Using AI as a Student: The Balance We Need to Get Right
I’ve been watching UnJaded Jade since I was 15 years old, revising for my IGCSE exams. Looking back, she’s been one of those creators who’s grown alongside me through different stages of education – from high school to university and now completing my master’s degree.
So when she released a video about AI in education, I was curious to hear her perspective.
What I liked most was that she didn’t tell students to avoid AI or encourage them to use it for everything. Instead, she asked a much more interesting question: How can we use AI without letting it do our thinking for us?
As someone who’s just spent the last year researching human-AI collaboration for my master’s thesis, I found that question incredibly relevant.
AI is an amazing tool. It can explain complex topics, generate practice questions, build revision schedules, summarize lecture notes, and even help overcome writer’s block. For students balancing deadlines, work, and life, that’s incredibly valuable.
The issue isn’t whether AI is useful, it clearly is. The issue is knowing where to draw the line.
One of the concepts Jade discusses is cognitive offloading. It’s the idea that if we repeatedly let technology handle the difficult thinking, we slowly lose the opportunity to develop those skills ourselves. Learning isn’t just about producing the right answer. It’s about the mental effort required to get there.

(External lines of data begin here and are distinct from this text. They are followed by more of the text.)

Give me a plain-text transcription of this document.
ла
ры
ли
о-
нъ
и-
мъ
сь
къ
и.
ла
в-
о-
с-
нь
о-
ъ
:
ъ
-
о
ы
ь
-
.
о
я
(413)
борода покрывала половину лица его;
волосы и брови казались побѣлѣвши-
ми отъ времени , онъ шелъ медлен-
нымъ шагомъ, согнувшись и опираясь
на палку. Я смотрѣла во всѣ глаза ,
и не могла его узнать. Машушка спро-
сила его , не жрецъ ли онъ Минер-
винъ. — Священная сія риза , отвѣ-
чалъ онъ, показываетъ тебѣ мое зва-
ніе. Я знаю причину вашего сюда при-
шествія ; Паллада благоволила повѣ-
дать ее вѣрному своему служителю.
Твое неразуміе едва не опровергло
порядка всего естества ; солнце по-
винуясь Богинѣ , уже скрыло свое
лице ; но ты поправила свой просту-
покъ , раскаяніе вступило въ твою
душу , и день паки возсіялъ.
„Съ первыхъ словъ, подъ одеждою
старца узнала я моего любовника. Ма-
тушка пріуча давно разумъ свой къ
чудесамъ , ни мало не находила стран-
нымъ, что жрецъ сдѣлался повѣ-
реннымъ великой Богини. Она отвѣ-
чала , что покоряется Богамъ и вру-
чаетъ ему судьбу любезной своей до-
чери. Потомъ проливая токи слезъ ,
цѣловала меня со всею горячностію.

I saw something similar during my research. The people who used AI most effectively weren’t those who accepted every answer it generated. They questioned it, challenged it, rewrote it, and used it as a starting point rather than a destination. AI became part of their thinking process instead of replacing it.
Jade also talks about information literacy, and I think this is becoming one of the defining skills of our generation. AI often sounds authoritative, but it can still be wrong. Being able to fact-check information, identify bias, and recognise when something doesn’t seem right is becoming just as important as memorising facts.
AI is reshaping education, but it shouldn’t redefine its purpose. The goal of learning has never been to produce answers as quickly as possible. It’s to develop the curiosity, judgment, and independence that allow us to solve problems long after school or university has ended. Those are qualities no technology should replace.